Sunday, 28 December 2014
Last updated 3 days ago
Jun 25 2012 | 1:31pm ET
Illinois' prepaid college tuition savings plan is scaling back its effort to catch up from a massive shortfall—an effort that relied heavily on hedge funds.
The Illinois Student Assistance Commission is expected to vote today to slash the College Illinois program's alternative investments exposure by almost half. The move isn't unexpected: ISAC ousted its chief investment officer, Andrew Davis, a year ago after a Crain's Chicago Business report revealed that the College program's assets had been shifted heavily into hedge funds, private equity and real-estate investments.
Indeed, trying to make up for a 30% funding shortfall, ISAC had poured 47% of the $1 billion College fund into alternatives. Under new CIO Kent Custer's plan, that total will fall to 27%.
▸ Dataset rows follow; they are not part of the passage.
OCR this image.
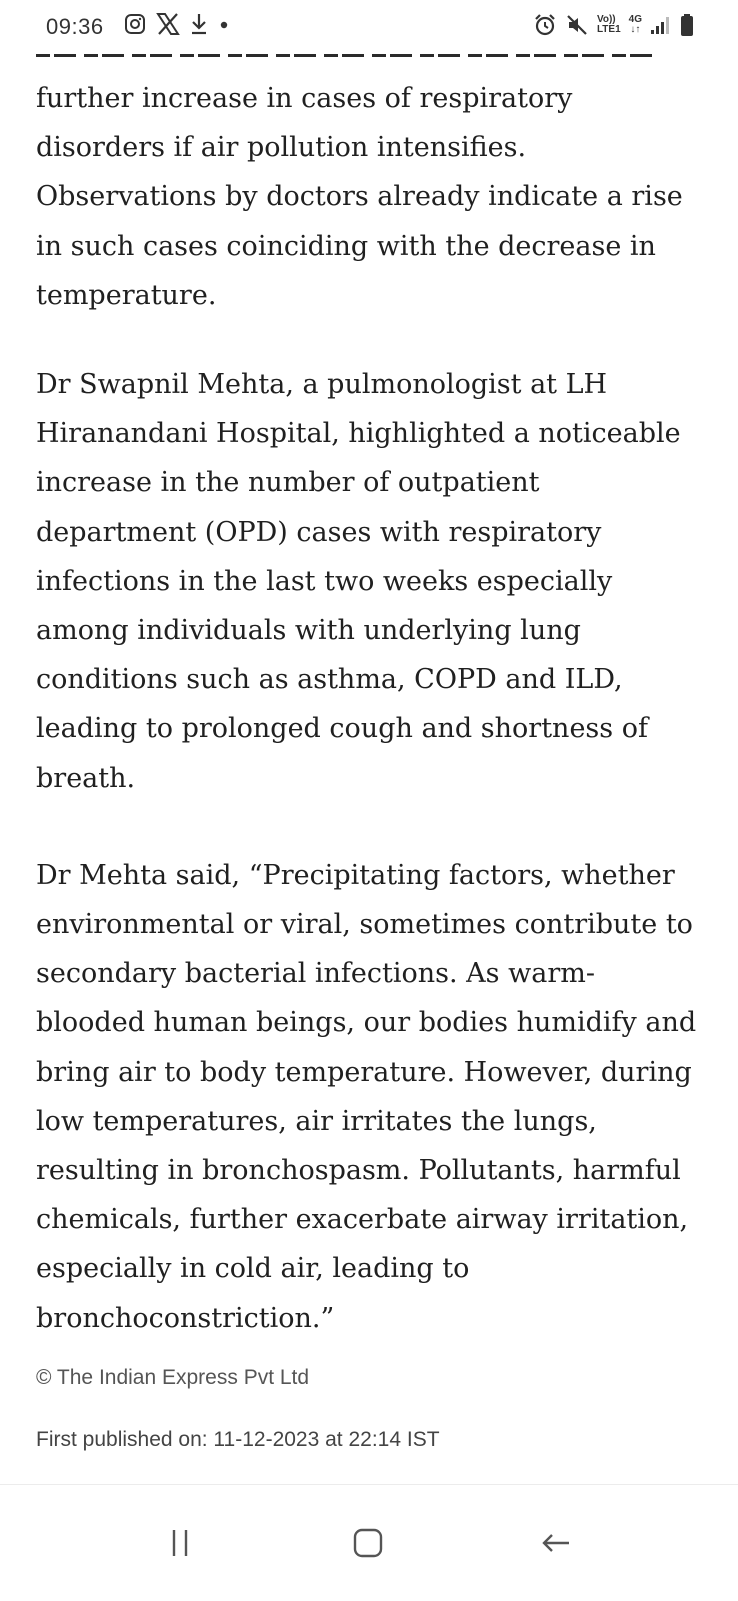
09:36	Vo))
LTE1
4G
↓↑

further increase in cases of respiratory disorders if air pollution intensifies. Observations by doctors already indicate a rise in such cases coinciding with the decrease in temperature.

Dr Swapnil Mehta, a pulmonologist at LH Hiranandani Hospital, highlighted a noticeable increase in the number of outpatient department (OPD) cases with respiratory infections in the last two weeks especially among individuals with underlying lung conditions such as asthma, COPD and ILD, leading to prolonged cough and shortness of breath.

Dr Mehta said, “Precipitating factors, whether environmental or viral, sometimes contribute to secondary bacterial infections. As warm-blooded human beings, our bodies humidify and bring air to body temperature. However, during low temperatures, air irritates the lungs, resulting in bronchospasm. Pollutants, harmful chemicals, further exacerbate airway irritation, especially in cold air, leading to bronchoconstriction.”

© The Indian Express Pvt Ltd
First published on: 11-12-2023 at 22:14 IST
Among the casualties of the new plan, and of Davis' exit, is a small Chicago hedge fund run by Davis' friend, Joseph Reynoso. ISAC plans to yank half of its $20 million investment in Reynoso's fund. The $20 million represents half of Reynoso's total assets.
"It's a smaller fund," Custer said of Reynoso's fund. "You don't want to represent [most of] the assets of any fund."
Callan Associates assisted in the ISAC plan with an asset-allocation study. Much of the hedge fund cut will benefit the College fund's stock portfolio, which will rise from 23% to 48%.